Ona bakıyordum. Sert yüz hatlarının ardında gizlediği o yaralı çocuğu görebiliyordum. Beni yanında tutmaya çalışıyordu, ama biliyordum… Boran'ın hayatına girmek, karanlığın göbeğine adım atmaktı.
"Hazal…" diye fısıldadı. Sesindeki titreme bana yabancıydı. O güçlü, acımasız Boran gitmişti; karşımda bana sarılmaya muhtaç bir adam vardı.
"Buradayım," dedim. Elini tuttum. O an gözlerindeki karanlık biraz olsun dağıldı.
Ama içimden geçen başka bir şey vardı: Ya onu kaybedersem?
Boran'ın dünyası kan, barut ve ihanetle çevriliydi. Herkes ondan nefret ediyordu, herkes onun canını almak için fırsat kolluyordu. Ve ben… onun yanında kalarak hedef tahtasına dönmüştüm.
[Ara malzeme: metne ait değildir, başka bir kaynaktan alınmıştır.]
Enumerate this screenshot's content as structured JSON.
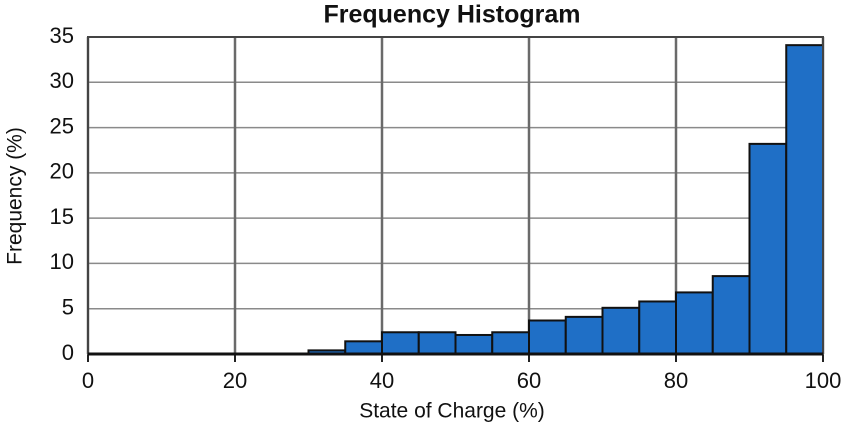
{
  "chart_data": {
    "type": "histogram",
    "title": "Frequency Histogram",
    "x_label": "State of Charge (%)",
    "y_label": "Frequency (%)",
    "bins": [
      0,
      5,
      10,
      15,
      20,
      25,
      30,
      35,
      40,
      45,
      50,
      55,
      60,
      65,
      70,
      75,
      80,
      85,
      90,
      95,
      100
    ],
    "values": [
      0,
      0,
      0,
      0,
      0,
      0,
      0.4,
      1.4,
      2.4,
      2.4,
      2.1,
      2.4,
      3.7,
      4.1,
      5.1,
      5.8,
      6.8,
      8.6,
      23.2,
      34.1
    ],
    "color": "#1f6fc6",
    "xlim": [
      0,
      100
    ],
    "xticks": [
      0,
      20,
      40,
      60,
      80,
      100
    ],
    "ylim": [
      0,
      35
    ],
    "yticks": [
      0,
      5,
      10,
      15,
      20,
      25,
      30,
      35
    ],
    "grid": true
  }
}
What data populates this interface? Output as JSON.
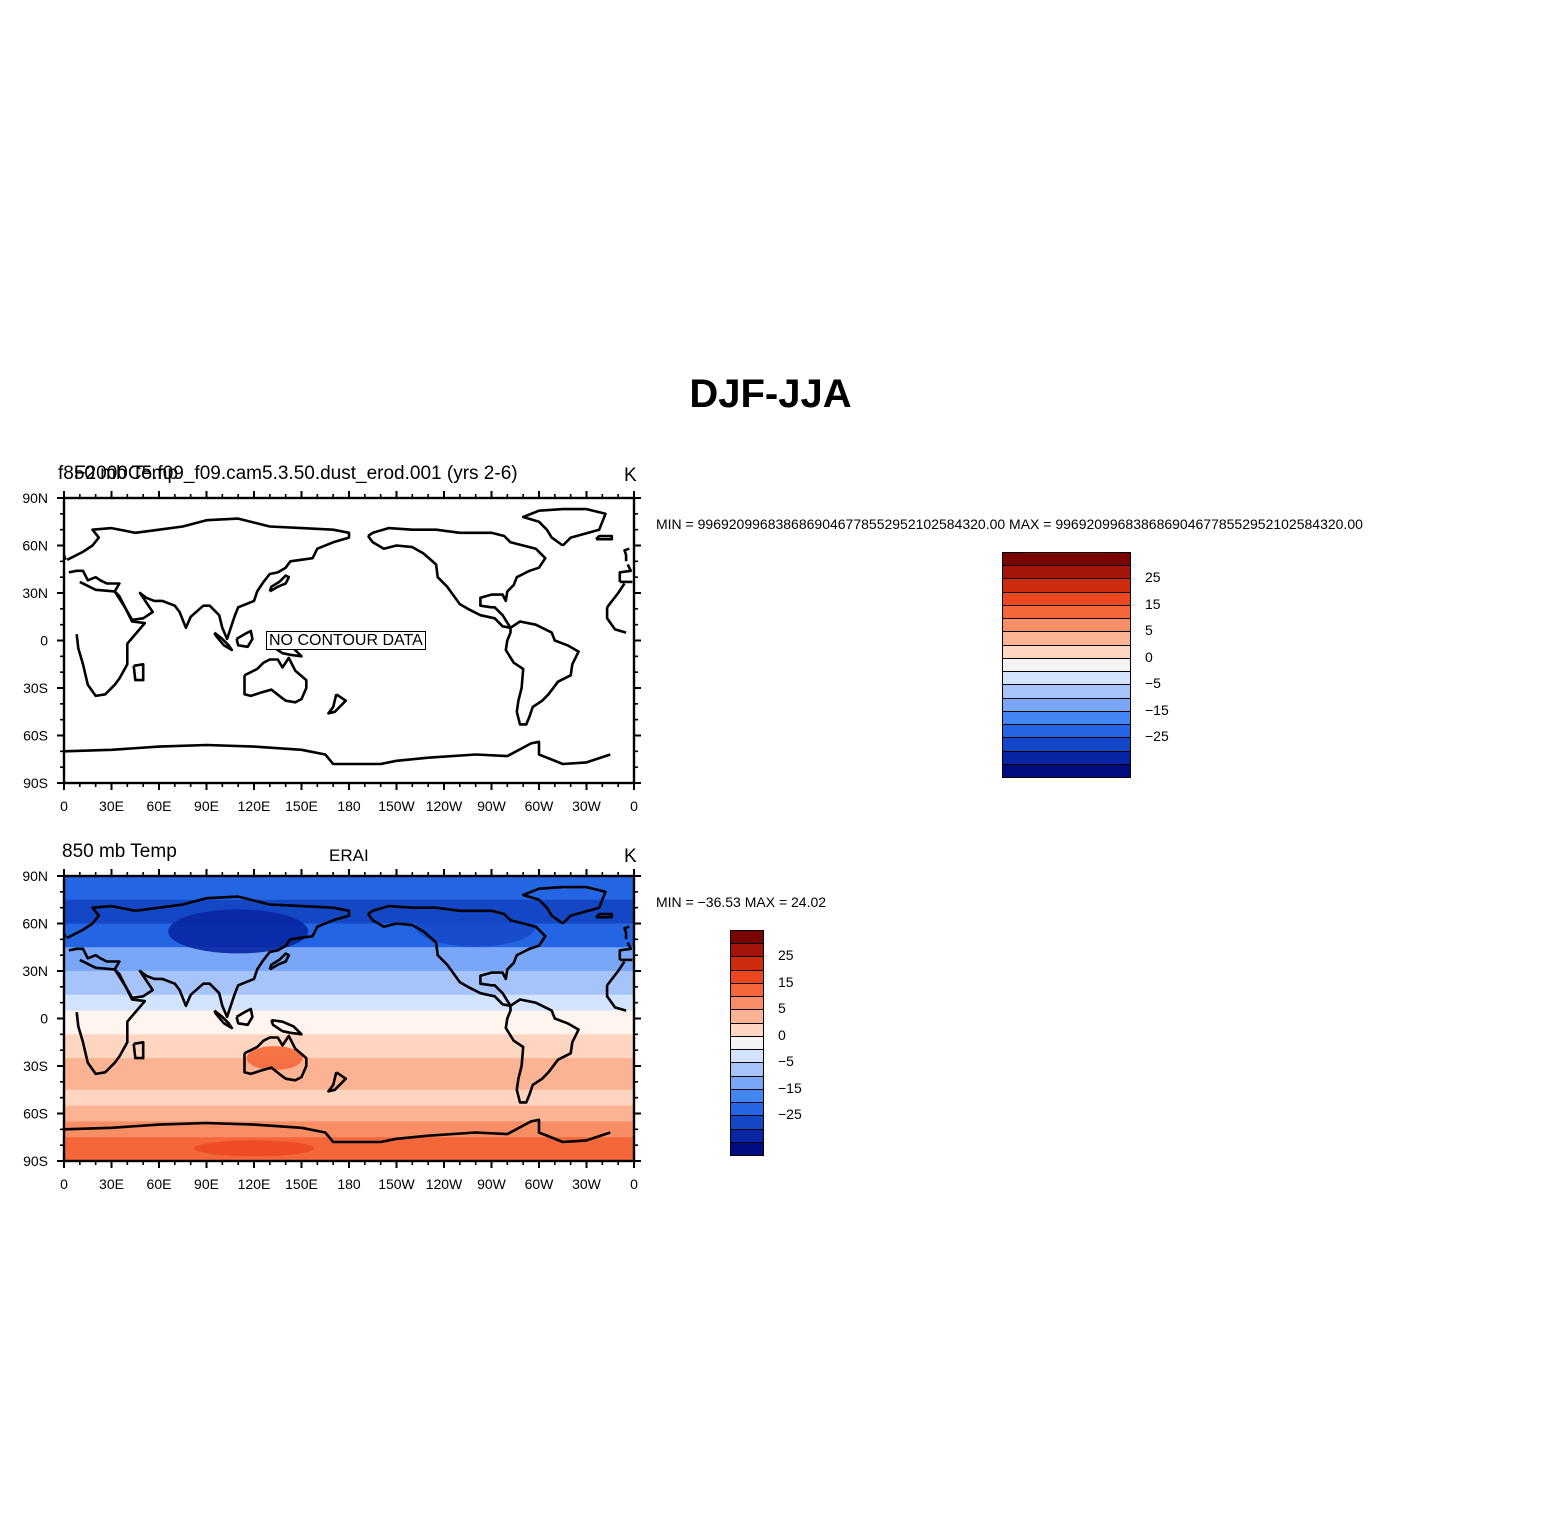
{
  "title": "DJF-JJA",
  "colors": {
    "levels": [
      "#000c80",
      "#0826a3",
      "#1447c6",
      "#2465e3",
      "#4286f4",
      "#7aa6f7",
      "#a7c4fa",
      "#d3e3fd",
      "#fff4ee",
      "#fdd5c1",
      "#fbb393",
      "#f98d65",
      "#f5673a",
      "#eb461f",
      "#cd2c0f",
      "#a3140a",
      "#7a0303"
    ],
    "cell_colors": [
      "#000c80",
      "#0826a3",
      "#1447c6",
      "#2465e3",
      "#4286f4",
      "#7aa6f7",
      "#a7c4fa",
      "#d3e3fd",
      "#f4f4f4",
      "#fdd5c1",
      "#fbb393",
      "#f98d65",
      "#f5673a",
      "#eb461f",
      "#cd2c0f",
      "#a3140a",
      "#7a0303"
    ]
  },
  "axes": {
    "lon_ticks": [
      "0",
      "30E",
      "60E",
      "90E",
      "120E",
      "150E",
      "180",
      "150W",
      "120W",
      "90W",
      "60W",
      "30W",
      "0"
    ],
    "lat_ticks": [
      "90N",
      "60N",
      "30N",
      "0",
      "30S",
      "60S",
      "90S"
    ]
  },
  "panels": [
    {
      "left_title": "f850 mb Temp",
      "center_title": "F2000C5.f09_f09.cam5.3.50.dust_erod.001 (yrs 2-6)",
      "units": "K",
      "stats": "MIN = 9969209968386869046778552952102584320.00  MAX = 9969209968386869046778552952102584320.00",
      "no_data_label": "NO CONTOUR DATA",
      "colorbar_labels": [
        "25",
        "15",
        "5",
        "0",
        "−5",
        "−15",
        "−25"
      ]
    },
    {
      "left_title": "850 mb Temp",
      "center_title": "ERAI",
      "units": "K",
      "stats": "MIN = −36.53  MAX =   24.02",
      "colorbar_labels": [
        "25",
        "15",
        "5",
        "0",
        "−5",
        "−15",
        "−25"
      ]
    }
  ],
  "chart_data": [
    {
      "type": "heatmap",
      "title": "f850 mb Temp",
      "subtitle": "F2000C5.f09_f09.cam5.3.50.dust_erod.001 (yrs 2-6)",
      "units": "K",
      "x": {
        "range": [
          0,
          360
        ],
        "ticks": [
          "0",
          "30E",
          "60E",
          "90E",
          "120E",
          "150E",
          "180",
          "150W",
          "120W",
          "90W",
          "60W",
          "30W",
          "0"
        ]
      },
      "y": {
        "range": [
          -90,
          90
        ],
        "ticks": [
          "90N",
          "60N",
          "30N",
          "0",
          "30S",
          "60S",
          "90S"
        ]
      },
      "min": 9.969209968386869e+36,
      "max": 9.969209968386869e+36,
      "levels": [
        -30,
        -25,
        -20,
        -15,
        -10,
        -5,
        -2.5,
        0,
        2.5,
        5,
        10,
        15,
        20,
        25,
        30
      ],
      "values": []
    },
    {
      "type": "heatmap",
      "title": "850 mb Temp",
      "subtitle": "ERAI",
      "units": "K",
      "x": {
        "range": [
          0,
          360
        ],
        "ticks": [
          "0",
          "30E",
          "60E",
          "90E",
          "120E",
          "150E",
          "180",
          "150W",
          "120W",
          "90W",
          "60W",
          "30W",
          "0"
        ]
      },
      "y": {
        "range": [
          -90,
          90
        ],
        "ticks": [
          "90N",
          "60N",
          "30N",
          "0",
          "30S",
          "60S",
          "90S"
        ]
      },
      "min": -36.53,
      "max": 24.02,
      "zonal_bands": [
        {
          "lat": [
            75,
            90
          ],
          "level": 3
        },
        {
          "lat": [
            60,
            75
          ],
          "level": 2
        },
        {
          "lat": [
            45,
            60
          ],
          "level": 3
        },
        {
          "lat": [
            30,
            45
          ],
          "level": 5
        },
        {
          "lat": [
            15,
            30
          ],
          "level": 6
        },
        {
          "lat": [
            5,
            15
          ],
          "level": 7
        },
        {
          "lat": [
            -10,
            5
          ],
          "level": 8
        },
        {
          "lat": [
            -25,
            -10
          ],
          "level": 9
        },
        {
          "lat": [
            -45,
            -25
          ],
          "level": 10
        },
        {
          "lat": [
            -55,
            -45
          ],
          "level": 9
        },
        {
          "lat": [
            -65,
            -55
          ],
          "level": 10
        },
        {
          "lat": [
            -75,
            -65
          ],
          "level": 11
        },
        {
          "lat": [
            -90,
            -75
          ],
          "level": 12
        }
      ]
    }
  ]
}
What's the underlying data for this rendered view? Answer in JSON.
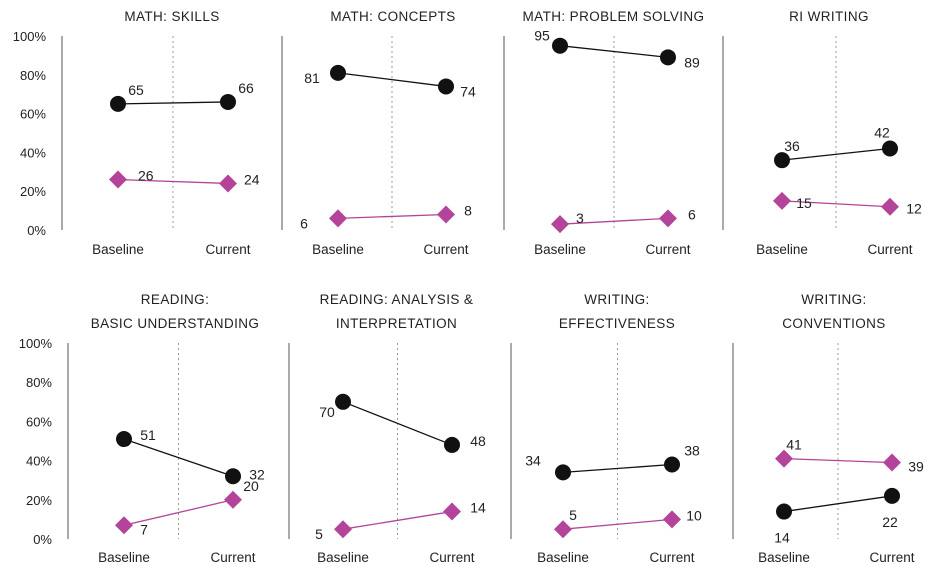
{
  "colors": {
    "baseline_series": "#111111",
    "magenta_series": "#b4449a",
    "axis": "#555555",
    "divider": "#999999"
  },
  "chart_data": [
    {
      "type": "line",
      "title": "MATH: SKILLS",
      "categories": [
        "Baseline",
        "Current"
      ],
      "ylim": [
        0,
        100
      ],
      "yticks": [
        "0%",
        "20%",
        "40%",
        "60%",
        "80%",
        "100%"
      ],
      "series": [
        {
          "marker": "circle",
          "values": [
            65,
            66
          ]
        },
        {
          "marker": "diamond",
          "values": [
            26,
            24
          ]
        }
      ]
    },
    {
      "type": "line",
      "title": "MATH: CONCEPTS",
      "categories": [
        "Baseline",
        "Current"
      ],
      "ylim": [
        0,
        100
      ],
      "series": [
        {
          "marker": "circle",
          "values": [
            81,
            74
          ]
        },
        {
          "marker": "diamond",
          "values": [
            6,
            8
          ]
        }
      ]
    },
    {
      "type": "line",
      "title": "MATH: PROBLEM SOLVING",
      "categories": [
        "Baseline",
        "Current"
      ],
      "ylim": [
        0,
        100
      ],
      "series": [
        {
          "marker": "circle",
          "values": [
            95,
            89
          ]
        },
        {
          "marker": "diamond",
          "values": [
            3,
            6
          ]
        }
      ]
    },
    {
      "type": "line",
      "title": "RI WRITING",
      "categories": [
        "Baseline",
        "Current"
      ],
      "ylim": [
        0,
        100
      ],
      "series": [
        {
          "marker": "circle",
          "values": [
            36,
            42
          ]
        },
        {
          "marker": "diamond",
          "values": [
            15,
            12
          ]
        }
      ]
    },
    {
      "type": "line",
      "title": "READING: BASIC UNDERSTANDING",
      "title_lines": [
        "READING:",
        "BASIC UNDERSTANDING"
      ],
      "categories": [
        "Baseline",
        "Current"
      ],
      "ylim": [
        0,
        100
      ],
      "yticks": [
        "0%",
        "20%",
        "40%",
        "60%",
        "80%",
        "100%"
      ],
      "series": [
        {
          "marker": "circle",
          "values": [
            51,
            32
          ]
        },
        {
          "marker": "diamond",
          "values": [
            7,
            20
          ]
        }
      ]
    },
    {
      "type": "line",
      "title": "READING: ANALYSIS & INTERPRETATION",
      "title_lines": [
        "READING: ANALYSIS &",
        "INTERPRETATION"
      ],
      "categories": [
        "Baseline",
        "Current"
      ],
      "ylim": [
        0,
        100
      ],
      "series": [
        {
          "marker": "circle",
          "values": [
            70,
            48
          ]
        },
        {
          "marker": "diamond",
          "values": [
            5,
            14
          ]
        }
      ]
    },
    {
      "type": "line",
      "title": "WRITING: EFFECTIVENESS",
      "title_lines": [
        "WRITING:",
        "EFFECTIVENESS"
      ],
      "categories": [
        "Baseline",
        "Current"
      ],
      "ylim": [
        0,
        100
      ],
      "series": [
        {
          "marker": "circle",
          "values": [
            34,
            38
          ]
        },
        {
          "marker": "diamond",
          "values": [
            5,
            10
          ]
        }
      ]
    },
    {
      "type": "line",
      "title": "WRITING: CONVENTIONS",
      "title_lines": [
        "WRITING:",
        "CONVENTIONS"
      ],
      "categories": [
        "Baseline",
        "Current"
      ],
      "ylim": [
        0,
        100
      ],
      "series": [
        {
          "marker": "circle",
          "values": [
            14,
            22
          ]
        },
        {
          "marker": "diamond",
          "values": [
            41,
            39
          ]
        }
      ]
    }
  ]
}
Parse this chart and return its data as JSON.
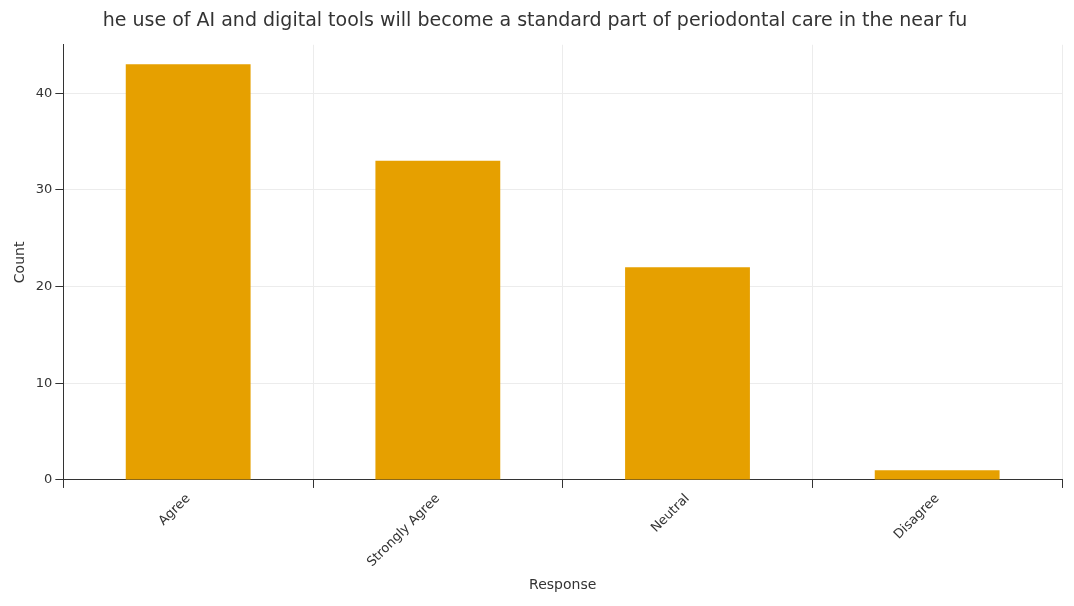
{
  "chart_data": {
    "type": "bar",
    "title": "he use of AI and digital tools will become a standard part of periodontal care in the near fu",
    "xlabel": "Response",
    "ylabel": "Count",
    "categories": [
      "Agree",
      "Strongly Agree",
      "Neutral",
      "Disagree"
    ],
    "values": [
      43,
      33,
      22,
      1
    ],
    "color": "#e6a000",
    "ylim": [
      0,
      45
    ],
    "yticks": [
      0,
      10,
      20,
      30,
      40
    ],
    "grid": true,
    "legend": false
  }
}
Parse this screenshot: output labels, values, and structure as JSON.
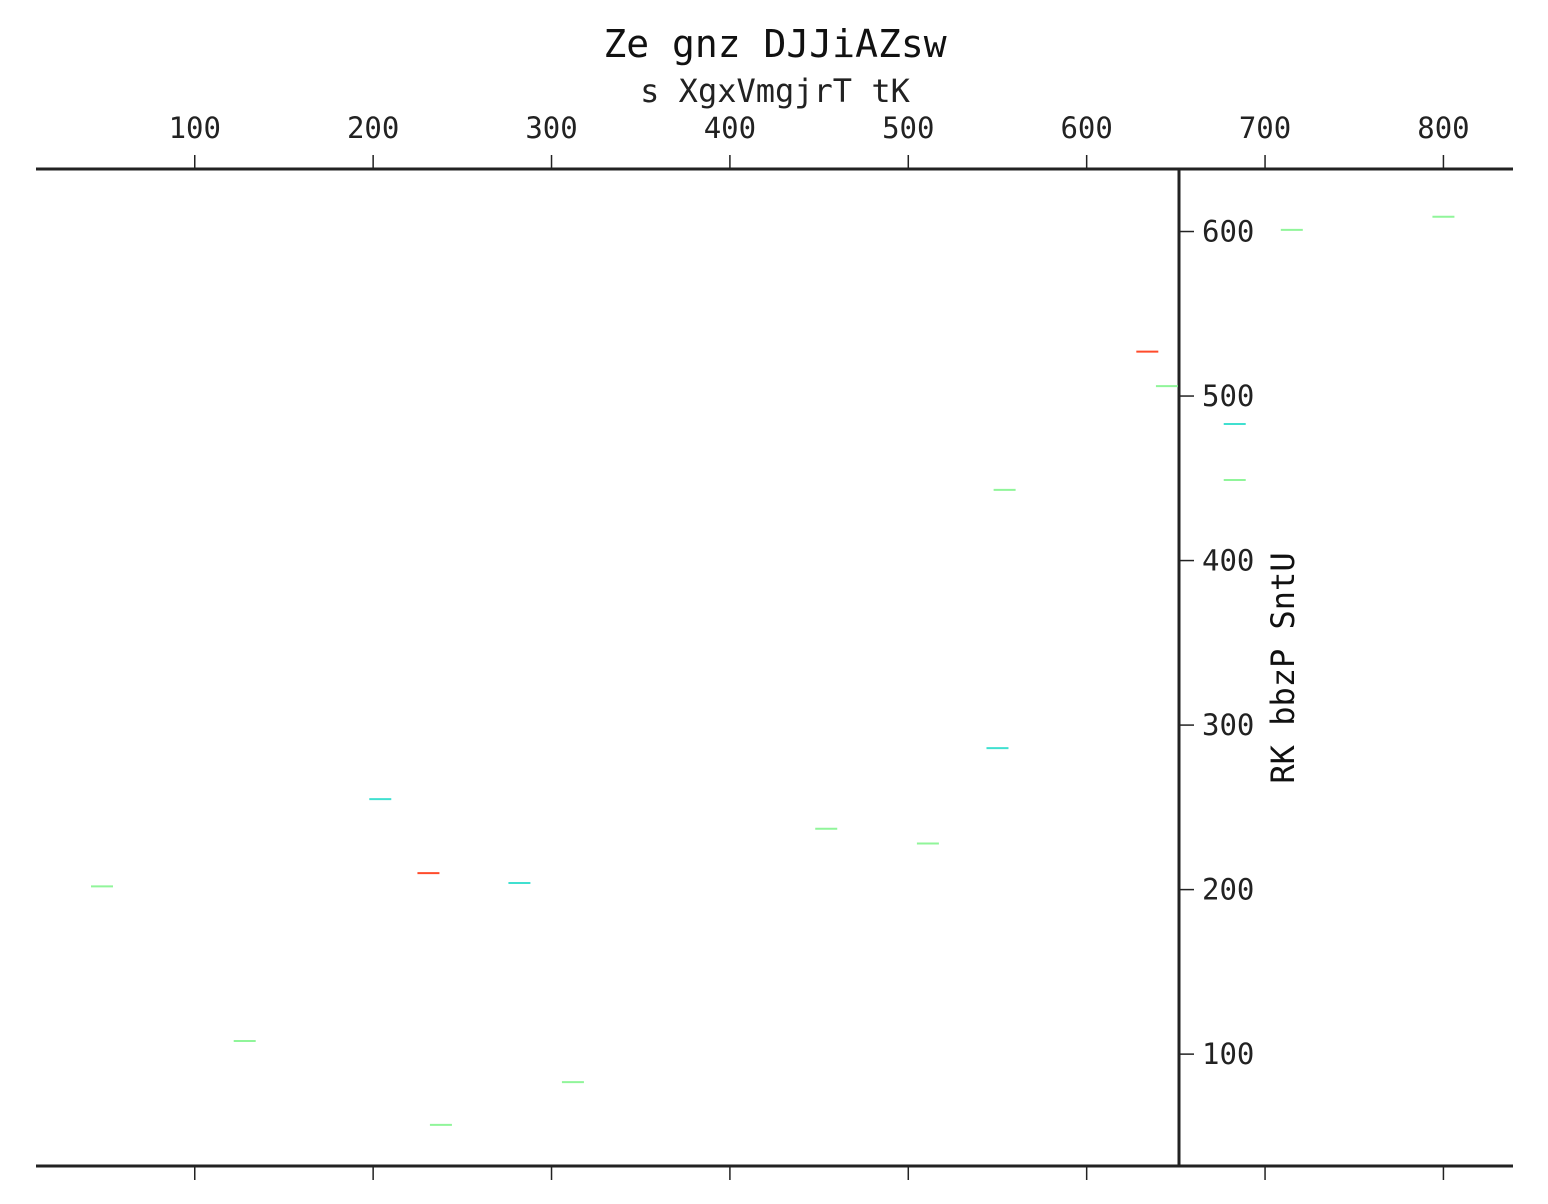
{
  "chart_data": {
    "type": "scatter",
    "title": "Ze gnz DJJiAZsw",
    "xlabel": "s XgxVmgjrT tK",
    "ylabel": "RK bbzP SntU",
    "x_ticks": [
      100,
      200,
      300,
      400,
      500,
      600,
      700,
      800
    ],
    "y_ticks": [
      100,
      200,
      300,
      400,
      500,
      600
    ],
    "xlim": [
      11,
      839
    ],
    "ylim": [
      32,
      638
    ],
    "grid": false,
    "marker": "horizontal dash",
    "colors": {
      "green": "#90f59a",
      "cyan": "#40e0d0",
      "red": "#ff4b2b"
    },
    "series": [
      {
        "color": "green",
        "points": [
          {
            "x": 48,
            "y": 202
          },
          {
            "x": 128,
            "y": 108
          },
          {
            "x": 238,
            "y": 57
          },
          {
            "x": 312,
            "y": 83
          },
          {
            "x": 454,
            "y": 237
          },
          {
            "x": 511,
            "y": 228
          },
          {
            "x": 554,
            "y": 443
          },
          {
            "x": 645,
            "y": 506
          },
          {
            "x": 683,
            "y": 449
          },
          {
            "x": 715,
            "y": 601
          },
          {
            "x": 800,
            "y": 609
          }
        ]
      },
      {
        "color": "cyan",
        "points": [
          {
            "x": 204,
            "y": 255
          },
          {
            "x": 282,
            "y": 204
          },
          {
            "x": 550,
            "y": 286
          },
          {
            "x": 683,
            "y": 483
          }
        ]
      },
      {
        "color": "red",
        "points": [
          {
            "x": 231,
            "y": 210
          },
          {
            "x": 634,
            "y": 527
          }
        ]
      }
    ]
  }
}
Kapıdan bir ses geldiğinde irkildim. Boran anında doğruldu, silahına uzandı. O sert bakış, saniyeler içinde geri dönmüştü.
"Kim o?" diye gürledi.
Kapı aralandı, içeriden Boran'ın sağ kolu girdi. Yüzü bembeyazdı. "Abi… haber kötü. Onlar geri döndü."
Boran'ın gözleri öfkeyle parladı. "Kim?"
Adam yutkundu. "Selçuk…"
O ismi duyduğum anda içime buz gibi bir ürperti indi. Selçuk, Boran'ın en büyük düşmanlarından biriydi. Ve şimdi, onun adını duymak bile midemi kasıyordu.
Boran silahını masaya koydu, çenesini sıktı. "Benim kabuslarım geri dönüyor demek ki…" dedi.
O an anladım ki, bu gece sadece bir başlangıçtı.
Boran bana döndü, gözlerindeki karanlık sanki daha da büyümüştü. "Hazal… ne olursa olsun, yanımdan ayrılmayacaksın. Anladın mı?"
Yutkundum. "Peki ya sana bir şey olursa?"
Gülümsedi. Ama o gülümsemede acı vardı. "Benim için korkma. Ben çoktan cehennemle anlaşma yaptım. Ama sen… sen benim tek kurtuluşumsun."
Ve o an, kalbimde bir yemin ettim: Ne olursa olsun, onun yanında kalacağım. Onunla birlikte karanlığa yürüyecek olsam bile…
Ama içimden geçen o fısıltıyı susturamadım:
Bu gece, hayatımızı sonsuza kadar değiştirecek.